Note that even if the projection \(\mathbf{r}_{t}^\top \mathbf{w}_{k}\) exceeds the threshold, the optimal amplitude is still “shrunk” by a factor of \(\lambda \sigma^2\). This is a common feature of \(\ell_1\) optimization problems; i.e., optimization problems with regularization on the \(\ell_1\) norm of the solution. The exponential prior on amplitudes induces such an optimization problem, and indeed there is a close correspondence between MAP estimation in Bayesian models with exponential priors and maximum likelihood estimation with \(\ell_1\) regularization, like the LASSO problem [Hastie et al., 2009].

The final algorithm#

Now that we have derived both updates, we can revise our final algorithm slightly:

  • repeat until convergence:

    • for \(k=1,\ldots,K\):

      • Compute the residual \(\mathbf{R} = \mathbf{X} - \sum_{j \neq k} \mathbf{w}_j \mathbf{a}_j^\top\)

      • Set \(\mathbf{w}_k \propto \mathbf{R} \mathbf{a}_k\)
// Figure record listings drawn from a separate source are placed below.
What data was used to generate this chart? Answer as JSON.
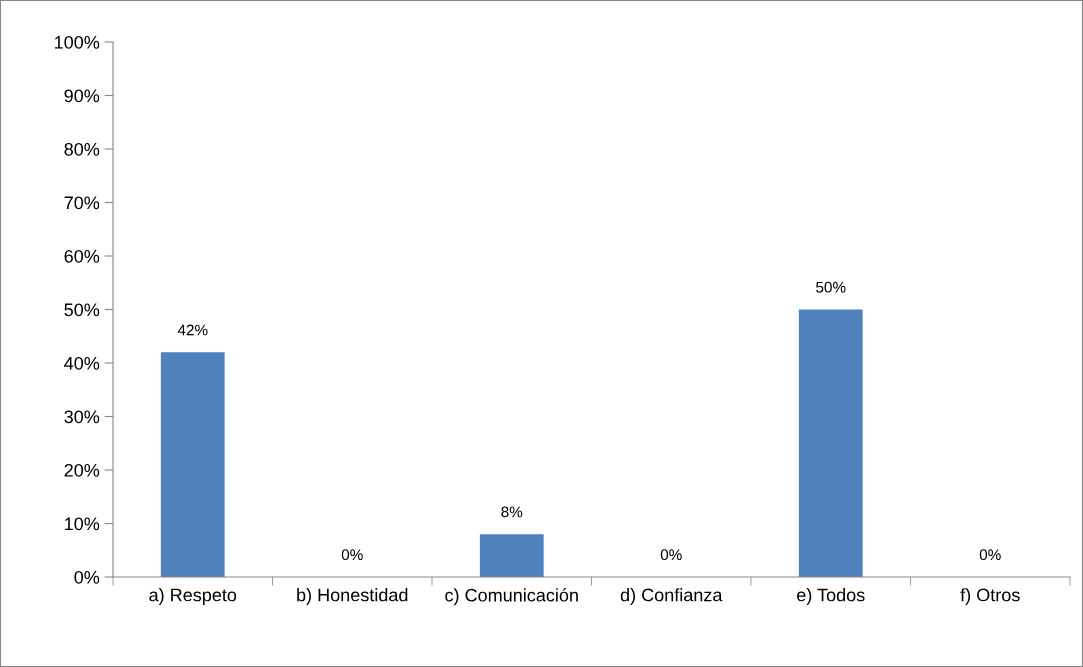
{
  "chart_data": {
    "type": "bar",
    "categories": [
      "a) Respeto",
      "b) Honestidad",
      "c) Comunicación",
      "d) Confianza",
      "e) Todos",
      "f) Otros"
    ],
    "values": [
      42,
      0,
      8,
      0,
      50,
      0
    ],
    "value_labels": [
      "42%",
      "0%",
      "8%",
      "0%",
      "50%",
      "0%"
    ],
    "color": "#4f81bd",
    "ylim": [
      0,
      100
    ],
    "yticks": [
      {
        "value": 0,
        "label": "0%"
      },
      {
        "value": 10,
        "label": "10%"
      },
      {
        "value": 20,
        "label": "20%"
      },
      {
        "value": 30,
        "label": "30%"
      },
      {
        "value": 40,
        "label": "40%"
      },
      {
        "value": 50,
        "label": "50%"
      },
      {
        "value": 60,
        "label": "60%"
      },
      {
        "value": 70,
        "label": "70%"
      },
      {
        "value": 80,
        "label": "80%"
      },
      {
        "value": 90,
        "label": "90%"
      },
      {
        "value": 100,
        "label": "100%"
      }
    ],
    "grid": false,
    "legend": false
  }
}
      • Set \(\mathbf{a}_k = \max \{0, \, \mathbf{R}^\top \mathbf{w}_k - \lambda \sigma^2 \}\)

Note

You don’t have to recompute the residual from scratch each iteration. Just do a rank one update after each iteration.

Conclusion#

This chapter introduced the spike sorting problem for electrophysiological (“ephys”) recordings with modern tools like Neuropixels. The same strategy applies to other ephys methods, like dense multielectrode arrays.

In this first pass, we framed the problem as one of semi-non-negative matrix factorization, or semi-NMF. We took a Bayesian approach, with priors on the waveforms and amplitudes. We derived a coordinate ascent algorithm for MAP estimation and found that the updates have pleasingly simple form.

However, we made an undesirable assumption in deriving this algorithm: we started by downsampling our voltage traces to the point that a spike fit within a single time bin. What is the point of recording at 30kHz if we are going to average into 2ms bins!? In the next chapter, we will relax this assumption and show how to do spike sorting with a convolutional matrix factorization model.

Further Reading#

Modeling via matrix factorization is one of those great ideas that has been discovered over and over again. In the probabilistic machine learning literature, some nice references include:

Many models are really matrix factorization in disguise. For example, latent Dirichlet allocation [Blei et al., 2003] is quite similar to NMF.

I don’t know of a reference for our specific model with norm constraints and exponential priors for spike sorting. However, it falls nicely within this broader landscape of matrix factorization methods, and it leads nicely to the model people actually use, as we’ll see next.